For the last few years the European Patent Office (EPO) has, contrary to the letter and spirit of the existing law, granted more than 30000 patents on computer-implemented rules of organisation and calculation (programs for computers). Now Europe's patent movement is pressing to consolidate this practise by writing a new law. This is a huge risk for all of us - yet more control and "ownership" and less free space!
This is being discussed in the european partliament on 23 Sept.
---
on patents:
If Haydn had patented "a symphony, characterised by that sound is produced [ in extended sonata form ]", Mozart would have been in trouble.
Unlike copyright, patents can block independent creations. Software patents can render software copyright useless. One copyrighted work can be covered by hundreds of patents of which the author doesn't even know but for whose infringement he and his users can be sued. Some of these patents may be impossible to work around, because they are broad or because they are part of communication standards.

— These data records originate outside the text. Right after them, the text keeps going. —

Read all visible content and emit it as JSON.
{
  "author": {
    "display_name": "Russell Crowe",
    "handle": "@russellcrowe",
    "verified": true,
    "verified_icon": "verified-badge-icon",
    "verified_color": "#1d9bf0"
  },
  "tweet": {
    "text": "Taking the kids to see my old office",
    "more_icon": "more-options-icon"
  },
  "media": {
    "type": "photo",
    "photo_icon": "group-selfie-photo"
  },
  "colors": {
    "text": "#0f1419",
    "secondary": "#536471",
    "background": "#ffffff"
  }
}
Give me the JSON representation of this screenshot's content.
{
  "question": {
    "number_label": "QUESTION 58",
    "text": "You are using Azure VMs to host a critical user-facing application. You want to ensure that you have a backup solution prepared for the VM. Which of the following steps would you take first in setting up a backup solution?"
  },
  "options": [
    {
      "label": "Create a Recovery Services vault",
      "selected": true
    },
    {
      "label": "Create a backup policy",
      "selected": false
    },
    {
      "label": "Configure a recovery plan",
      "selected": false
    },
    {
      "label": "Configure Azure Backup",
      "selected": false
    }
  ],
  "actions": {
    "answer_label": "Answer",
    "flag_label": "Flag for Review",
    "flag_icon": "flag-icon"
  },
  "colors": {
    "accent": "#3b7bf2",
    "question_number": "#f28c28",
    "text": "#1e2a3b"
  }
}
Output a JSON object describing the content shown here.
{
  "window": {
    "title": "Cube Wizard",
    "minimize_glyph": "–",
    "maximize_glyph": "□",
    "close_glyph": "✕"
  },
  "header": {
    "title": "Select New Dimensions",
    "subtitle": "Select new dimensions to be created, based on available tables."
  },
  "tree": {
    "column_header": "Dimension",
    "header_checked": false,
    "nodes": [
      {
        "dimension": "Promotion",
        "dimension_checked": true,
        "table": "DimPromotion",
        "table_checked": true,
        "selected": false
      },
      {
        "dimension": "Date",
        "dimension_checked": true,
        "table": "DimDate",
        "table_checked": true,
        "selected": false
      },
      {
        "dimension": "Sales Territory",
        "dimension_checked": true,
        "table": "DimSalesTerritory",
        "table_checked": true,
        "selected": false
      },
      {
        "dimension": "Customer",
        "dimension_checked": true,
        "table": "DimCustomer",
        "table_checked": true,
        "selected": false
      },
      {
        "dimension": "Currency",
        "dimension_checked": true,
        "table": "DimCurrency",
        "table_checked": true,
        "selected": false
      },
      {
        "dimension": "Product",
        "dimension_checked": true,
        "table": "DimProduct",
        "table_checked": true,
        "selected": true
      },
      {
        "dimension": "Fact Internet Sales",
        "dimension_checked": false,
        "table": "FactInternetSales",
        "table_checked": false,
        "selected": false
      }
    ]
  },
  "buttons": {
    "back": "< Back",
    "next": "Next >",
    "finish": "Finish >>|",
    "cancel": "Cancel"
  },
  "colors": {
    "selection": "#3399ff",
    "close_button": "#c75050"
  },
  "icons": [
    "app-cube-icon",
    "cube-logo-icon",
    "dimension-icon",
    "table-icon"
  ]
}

Advances in software are advances in abstraction. While traditional patents were for concrete and physical inventions, software patents cover ideas. Instead of patenting a specific mousetrap, you patent any "means of trapping mammals" or "means of trapping data in an emulated environment". The fact that the universal logic device called "computer" is used for this does not constitute a limitation. When software is patentable, anything is patentable.
In most countries, software has, like mathematics and other abstract subject matter, been explicitely considered to be outside the scope of patentable inventions. However these rules were broken one or another way. The patent system has gone out of control. A closed community of patent lawyers is creating, breaking and rewriting its own rules without much supervision from the outside.
----
The Proposal for a software patent directive, which will be submitted to the European Parliament for decision on September 24th, is giving rise to yet another wave of protests. These include a conference in Brussels on Wednesday September 17th, a rally in Strasbourg on Tuesday September 23nd, as well as a series of "satellite demos" in other cities of Europe. These actions will be accompanied by an Internet Strike on the 17th and 23rd. At a comparable action on Aug 27, 500 demonstrators came to Brussels and 3000 websites went on strike.